On the other hand, it’s possible that certain fish, like the Corfu dwarf goby, was simply overlooked. The cryptic behavior, brown and white coloring, and diminutive size of the Corfu dwarf goby all make it easy to overlook these gobies.
In addition, the search efforts made to determine their status have not been very extensive.
8). Celestial Pearl Danio
Although it is unquestionably a member of the Danio genus, the Celestial pearl danio (Danio margaritatus) is also known as the galaxy rasbora.
With a length of 0.79 to 0.98 inches, it is the largest fish on our list (2 to 2.5 cm). However, it still falls short of the one-inch mark.
The heavenly pearl danio is endemic to Myanmar, where it can be found inhabiting small, shallow ponds no deeper than 1 foot (30 cm) and formed by seepages and springs.
A few different kinds of elodea and anacharis, in addition to the grasses native to the area, can grow in the ponds. January can bring temperatures as low as 71 to 75 degrees Fahrenheit (22 to 24 degrees Celsius) in their natural habitats.
The IUCN has placed the celestial pearl danio on its red list of endangered species because the wild population of this species is declining.
When they were first discovered in 2006, these stunning bronzy-green fish with pearly-white spots and red stripes on their fins caused a commotion in the aquarium trade.
The research results indicate that conservation efforts are required to safeguard their natural environment, and additional studies are required to investigate the consequences of the pet trade.
Conclusions Regarding the Order of the Fish with the Fewest Fins
There is a chance, and it’s a pretty good bet, that we haven’t uncovered the world’s smallest fish yet.
After all, it can be difficult to find a fish smaller than a quarter of an inch (6.4 mm) in length. The Photocorynus spiniceps is the fish that holds the record for being the smallest known fish.

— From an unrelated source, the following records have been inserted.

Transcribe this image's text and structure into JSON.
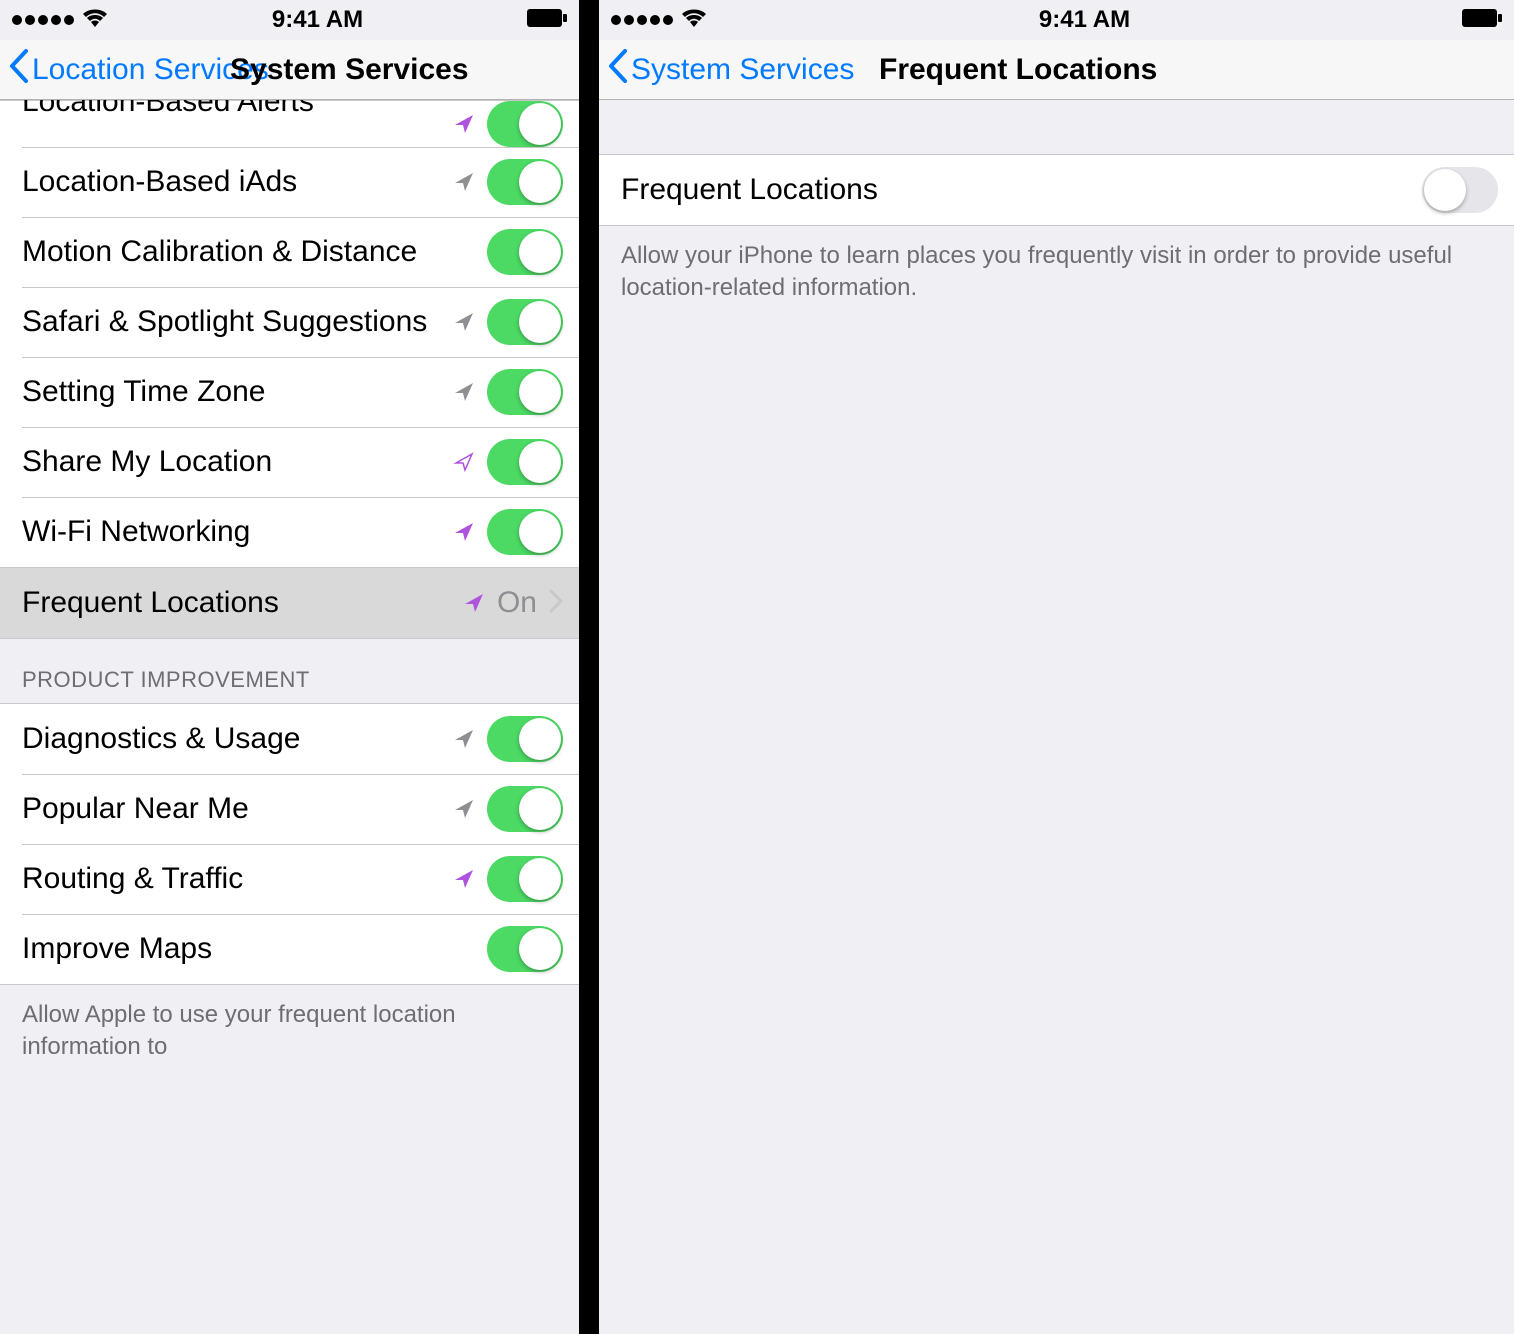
{
  "status": {
    "time": "9:41 AM"
  },
  "left": {
    "back": "Location Services",
    "title": "System Services",
    "rows1": [
      {
        "label": "Location-Based Alerts",
        "arrow": "purple",
        "switch": "on",
        "cutoff": true
      },
      {
        "label": "Location-Based iAds",
        "arrow": "gray",
        "switch": "on"
      },
      {
        "label": "Motion Calibration & Distance",
        "arrow": "",
        "switch": "on"
      },
      {
        "label": "Safari & Spotlight Suggestions",
        "arrow": "gray",
        "switch": "on"
      },
      {
        "label": "Setting Time Zone",
        "arrow": "gray",
        "switch": "on"
      },
      {
        "label": "Share My Location",
        "arrow": "purple-outline",
        "switch": "on"
      },
      {
        "label": "Wi-Fi Networking",
        "arrow": "purple",
        "switch": "on"
      }
    ],
    "row_nav": {
      "label": "Frequent Locations",
      "arrow": "purple",
      "value": "On"
    },
    "section2_header": "PRODUCT IMPROVEMENT",
    "rows2": [
      {
        "label": "Diagnostics & Usage",
        "arrow": "gray",
        "switch": "on"
      },
      {
        "label": "Popular Near Me",
        "arrow": "gray",
        "switch": "on"
      },
      {
        "label": "Routing & Traffic",
        "arrow": "purple",
        "switch": "on"
      },
      {
        "label": "Improve Maps",
        "arrow": "",
        "switch": "on"
      }
    ],
    "footer2": "Allow Apple to use your frequent location information to"
  },
  "right": {
    "back": "System Services",
    "title": "Frequent Locations",
    "row": {
      "label": "Frequent Locations",
      "switch": "off"
    },
    "footer": "Allow your iPhone to learn places you frequently visit in order to provide useful location-related information."
  }
}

In addition, we discussed seven other fish less than an inch long (2.5 cm).
Most of the fish that were ranked as having the smallest size are species that you will most likely never see in person. Despite this, the chili rasbora and the celestial pearl danio are two examples of fish that are quite common in the aquarium fish trade.
If the thought of owning fish of a more diminutive size appeals to you, you might think about putting some in the aquarium you keep at home.
You should be aware, however, that purchasing wild-caught chili rasboras and celestial pearl danios can contribute to the decline of these species in their natural habitat.